Friday, March 28, 2008

The Invention of Everything Else by Samantha Hunt


This novel taught me about Nicola Tesla's contributions to electricity through an intriguing time warped tale.

Wednesday, March 05, 2008

JCO - Finally























Last night, David and I braved a raging ice storm to get downtown to the Ohio Theater to finally hear and meet Joyce Carol Oates, the subject of my 1988 Masters Thesis. Clutching my old (typewritten) thesis under my coat, we raced across Euclid Avenue through pelting ice to hear her remarks titled "The Writer's (Secret) Life - Woundedness, Rejection and Inspiration". She covered the literary landscape from Emily Dickinson to Ernest Hemingway, from the Bronte sisters and Samuel Beckett to Thoreau. She even threw in a digression about Mike Tyson, through which her voice became especially animated. After highlighting stories about various authors' rejections and psychological health, she summed up by saying we must rely on our own judgment and sense of self-worth. Although she was chatty with the few from the audience who asked questions, she did not personalize the books she signed afterward. I took my thesis, which she signed with comment or interest. Although we wanted to take a picture with her, she was afraid of being blinded by the camera's flash. She is frail up close and looks a bit like Emily Dickinson. My number of idols to meet in person is diminished by one.

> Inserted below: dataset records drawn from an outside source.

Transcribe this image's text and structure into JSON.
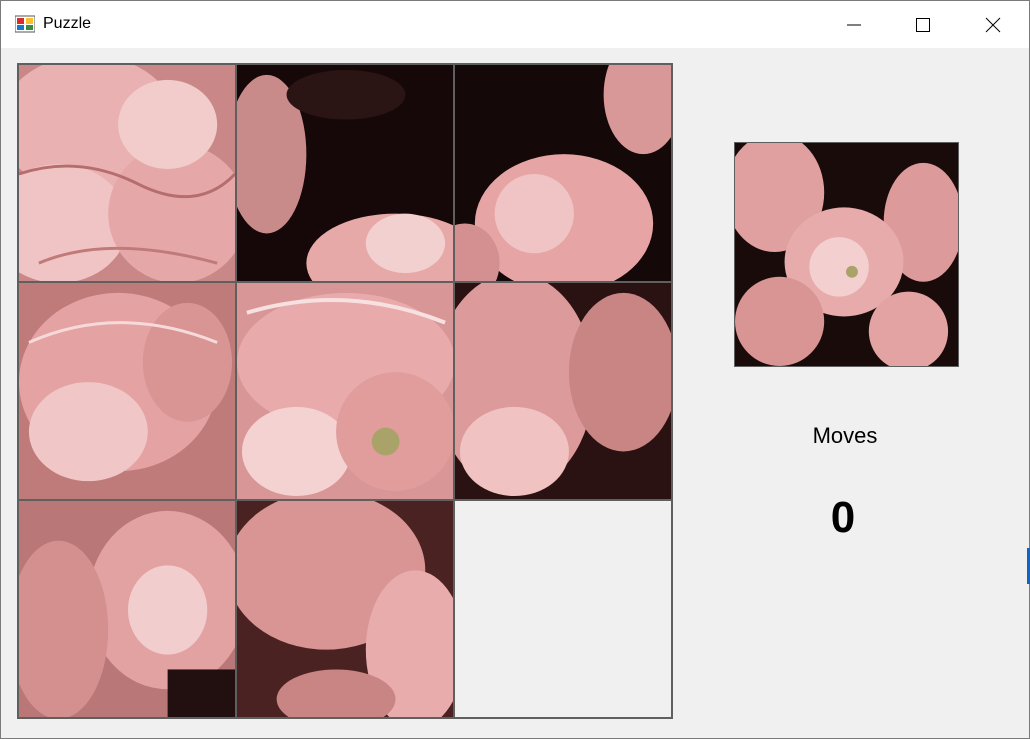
{
  "window": {
    "title": "Puzzle",
    "controls": {
      "minimize": "minimize-icon",
      "maximize": "maximize-icon",
      "close": "close-icon"
    }
  },
  "game": {
    "moves_label": "Moves",
    "moves_count": "0"
  },
  "colors": {
    "background": "#f0f0f0",
    "tile_border": "#5f5f5f",
    "petal": "#e6a0a0",
    "petal_light": "#f3cfcf",
    "petal_dark": "#b86a6a",
    "shadow": "#1a0d0d"
  }
}
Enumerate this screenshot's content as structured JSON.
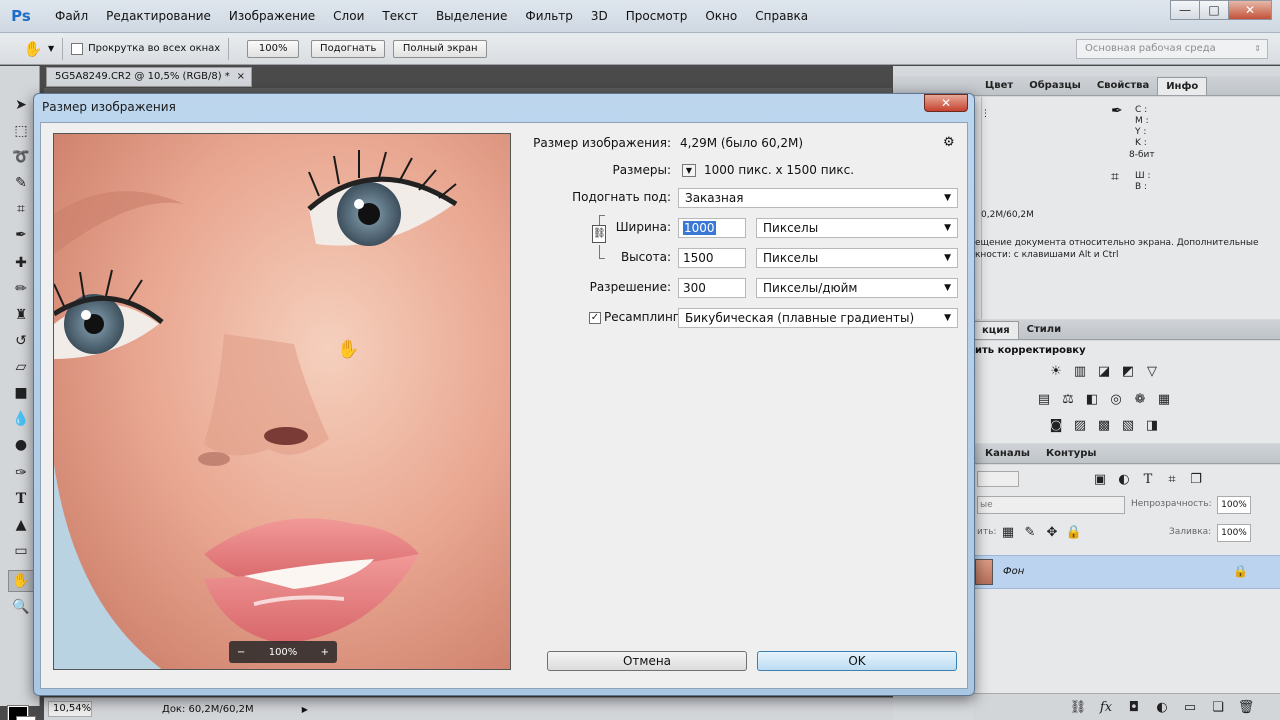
{
  "app": {
    "logo": "Ps",
    "menu": [
      "Файл",
      "Редактирование",
      "Изображение",
      "Слои",
      "Текст",
      "Выделение",
      "Фильтр",
      "3D",
      "Просмотр",
      "Окно",
      "Справка"
    ],
    "window_controls": {
      "minimize": "—",
      "maximize": "□",
      "close": "✕"
    }
  },
  "options_bar": {
    "scroll_all_windows": "Прокрутка во всех окнах",
    "zoom_100": "100%",
    "fit": "Подогнать",
    "full_screen": "Полный экран",
    "workspace": "Основная рабочая среда"
  },
  "document": {
    "tab_title": "5G5A8249.CR2 @ 10,5% (RGB/8) *",
    "tab_close": "×"
  },
  "status_bar": {
    "zoom": "10,54%",
    "doc": "Док: 60,2M/60,2M"
  },
  "panels": {
    "top_tabs": [
      "Цвет",
      "Образцы",
      "Свойства",
      "Инфо"
    ],
    "info": {
      "cmyk": [
        "C :",
        "M :",
        "Y :",
        "K :"
      ],
      "bit_depth": "8-бит",
      "xy": [
        "X :",
        "Y :"
      ],
      "wh": [
        "Ш :",
        "В :"
      ],
      "doc_size": "0,2M/60,2M",
      "hint": "ещение документа относительно экрана. Дополнительные кности: с клавишами Alt и Ctrl"
    },
    "adjust_tabs": [
      "кция",
      "Стили"
    ],
    "adjust_title": "ить корректировку",
    "layers_tabs": [
      "Каналы",
      "Контуры"
    ],
    "opacity_label": "Непрозрачность:",
    "opacity_value": "100%",
    "fill_label": "Заливка:",
    "fill_value": "100%",
    "blend_mode": "ые",
    "lock_label": "ить:",
    "layer_name": "Фон"
  },
  "dialog": {
    "title": "Размер изображения",
    "close": "✕",
    "image_size_label": "Размер изображения:",
    "image_size_value": "4,29M (было 60,2M)",
    "dimensions_label": "Размеры:",
    "dimensions_value": "1000 пикс. x 1500 пикс.",
    "fit_label": "Подогнать под:",
    "fit_value": "Заказная",
    "width_label": "Ширина:",
    "width_value": "1000",
    "width_unit": "Пикселы",
    "height_label": "Высота:",
    "height_value": "1500",
    "height_unit": "Пикселы",
    "resolution_label": "Разрешение:",
    "resolution_value": "300",
    "resolution_unit": "Пикселы/дюйм",
    "resample_label": "Ресамплинг",
    "resample_checked": "✓",
    "resample_value": "Бикубическая (плавные градиенты)",
    "preview_zoom": "100%",
    "zoom_minus": "−",
    "zoom_plus": "+",
    "cancel": "Отмена",
    "ok": "OK",
    "gear": "⚙",
    "chain": "⛓"
  }
}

The Double Bind by Chris Bohjalian











A few weeks ago, David and I were walking through the Joseph Beth Bookstore in Cleveland where Bohjalian was reading at the mike from this novel. I overheard someone ask a question about The Great Gatsby, which made me pick up a copy of the book from the piles about to be signed by the author and read the dust jacket blurb. The Double Bind weaves characters and events from Fitzgerald's novel with Bohjalian's story, which centers around a box of old black and white photographs taken by Bohjalian's character Bobby Crocker. Bobby winds up at a homeless shelter where one of the workers, Laurel Estabrook, herself a survivor of a brutal attack, takes an interest in the pictures. Since I am teaching Gatsby right not to my juniors, I bought the book and, thanks to the day off so voters could roam our school on Ohio primary day yesterday, I read most of it in one sitting. I was stunned by its intricacy and depth. I don't want to give anything away but I was totally taken by the "double bind" of the novel itself. I can't stop thinking about it, and just might try to find a way to use it with my students as a follow up to Fitzgerald.